If you’re getting the sense that del Toro is a big fan of The Simpsons, you’re right. Not only did he slip a few homages to The Simpsons in Hellboy (“Mmmm, nachos” “Why you little…!”), he has a room in his house that’s brimming with Simpsons memorabilia. “My favorite is a 30-inch tall Mr. Burns as Dracula that they only make in Germany,” he says. “It’s a really good sculpture. It’s going to run away eventually, but I think that’s very appropriate.”

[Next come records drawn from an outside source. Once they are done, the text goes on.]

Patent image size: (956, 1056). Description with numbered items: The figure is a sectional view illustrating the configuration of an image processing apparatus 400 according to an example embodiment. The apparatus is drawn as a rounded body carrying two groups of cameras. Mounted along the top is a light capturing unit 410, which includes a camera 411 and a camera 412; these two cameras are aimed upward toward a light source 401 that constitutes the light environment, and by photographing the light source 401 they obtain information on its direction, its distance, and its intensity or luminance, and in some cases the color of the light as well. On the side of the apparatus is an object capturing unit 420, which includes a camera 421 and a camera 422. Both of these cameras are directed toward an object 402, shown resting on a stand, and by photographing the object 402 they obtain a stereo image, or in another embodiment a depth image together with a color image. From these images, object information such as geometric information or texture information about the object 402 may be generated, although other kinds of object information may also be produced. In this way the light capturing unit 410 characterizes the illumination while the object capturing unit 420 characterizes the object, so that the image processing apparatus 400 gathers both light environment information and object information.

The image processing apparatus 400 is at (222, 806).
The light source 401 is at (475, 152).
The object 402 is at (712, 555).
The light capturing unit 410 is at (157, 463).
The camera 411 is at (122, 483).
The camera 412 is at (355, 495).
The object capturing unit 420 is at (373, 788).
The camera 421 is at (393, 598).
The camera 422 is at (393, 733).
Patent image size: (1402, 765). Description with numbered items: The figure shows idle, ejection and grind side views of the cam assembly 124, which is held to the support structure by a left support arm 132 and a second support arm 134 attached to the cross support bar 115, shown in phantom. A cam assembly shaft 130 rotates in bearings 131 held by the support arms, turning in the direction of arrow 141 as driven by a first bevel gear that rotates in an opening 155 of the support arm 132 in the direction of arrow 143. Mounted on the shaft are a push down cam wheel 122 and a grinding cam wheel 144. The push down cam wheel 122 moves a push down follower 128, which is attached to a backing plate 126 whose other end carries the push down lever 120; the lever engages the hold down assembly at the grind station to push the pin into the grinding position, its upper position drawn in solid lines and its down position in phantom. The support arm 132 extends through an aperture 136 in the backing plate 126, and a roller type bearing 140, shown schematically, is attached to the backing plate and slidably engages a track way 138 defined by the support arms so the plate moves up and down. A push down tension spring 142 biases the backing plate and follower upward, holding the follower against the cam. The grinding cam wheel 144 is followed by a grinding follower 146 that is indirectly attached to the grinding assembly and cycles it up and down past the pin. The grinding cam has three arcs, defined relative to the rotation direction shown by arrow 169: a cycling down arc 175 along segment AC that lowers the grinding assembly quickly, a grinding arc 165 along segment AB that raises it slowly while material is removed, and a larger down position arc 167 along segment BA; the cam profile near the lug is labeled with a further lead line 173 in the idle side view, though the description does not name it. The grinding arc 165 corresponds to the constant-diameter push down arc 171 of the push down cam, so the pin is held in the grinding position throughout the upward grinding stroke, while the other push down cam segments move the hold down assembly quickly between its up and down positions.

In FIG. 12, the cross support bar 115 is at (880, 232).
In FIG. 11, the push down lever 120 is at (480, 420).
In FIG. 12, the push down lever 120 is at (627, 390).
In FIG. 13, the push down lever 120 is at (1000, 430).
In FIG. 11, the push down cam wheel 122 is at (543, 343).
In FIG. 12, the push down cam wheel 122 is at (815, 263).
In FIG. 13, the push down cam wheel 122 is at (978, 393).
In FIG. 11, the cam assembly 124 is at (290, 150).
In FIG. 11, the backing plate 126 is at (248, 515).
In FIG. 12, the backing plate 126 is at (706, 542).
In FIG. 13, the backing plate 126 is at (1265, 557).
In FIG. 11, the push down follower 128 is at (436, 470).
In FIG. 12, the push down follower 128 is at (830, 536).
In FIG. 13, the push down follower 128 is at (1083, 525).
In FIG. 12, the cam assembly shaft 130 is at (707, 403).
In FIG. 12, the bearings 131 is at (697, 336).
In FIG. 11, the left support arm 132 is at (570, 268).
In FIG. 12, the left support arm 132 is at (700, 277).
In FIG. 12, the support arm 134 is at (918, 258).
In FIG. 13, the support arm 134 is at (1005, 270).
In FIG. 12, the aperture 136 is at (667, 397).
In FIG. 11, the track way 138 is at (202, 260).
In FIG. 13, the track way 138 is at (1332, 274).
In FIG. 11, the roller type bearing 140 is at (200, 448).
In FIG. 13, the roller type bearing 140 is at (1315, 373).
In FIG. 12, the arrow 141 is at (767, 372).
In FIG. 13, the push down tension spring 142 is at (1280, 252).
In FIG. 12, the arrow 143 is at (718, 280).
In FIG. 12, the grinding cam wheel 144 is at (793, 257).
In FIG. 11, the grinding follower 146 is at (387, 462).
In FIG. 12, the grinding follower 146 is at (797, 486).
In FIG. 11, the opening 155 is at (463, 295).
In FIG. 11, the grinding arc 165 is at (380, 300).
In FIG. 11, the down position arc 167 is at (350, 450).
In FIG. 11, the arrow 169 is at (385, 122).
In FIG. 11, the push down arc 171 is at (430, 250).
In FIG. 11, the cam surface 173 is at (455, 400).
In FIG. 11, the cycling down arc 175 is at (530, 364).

-from the EW.com article by Dan Snierson

Don’t miss this! It is almost impossible to count the homages and references here. The classic Universal Studios monsters, artist Charles Burns, Brian DePalma‘s Phantom of Paradise, Lovecraft, Bong June Ho’s The Host, Ray Bradbury‘s The Illustrated Man (short story collection and the movie), Todd Browning’s Freaks (watch for the pinhead from the movie; I’d say it was an American Horror Story Asylum reference but it’s in a shot with a bunch of really old-school monsters and aliens, including the Ray Harryhausen skeletons)… they have to be into the triple-digits. Mrs. Horror Boom was going to be all clever and try and list them all, but that’s pretty time-consuming even without a nasty headache. Of course, special attention is paid to Guillermo Del Toro‘s movies (even ones that most moviegoers aren’t familiar with), especially Pan’s Labyrinth. Just check out the screen caps in the gallery link right here, and see how many you can spot… and enjoy this year’s Treehouse of Horror, which airs this Sunday, October 6th!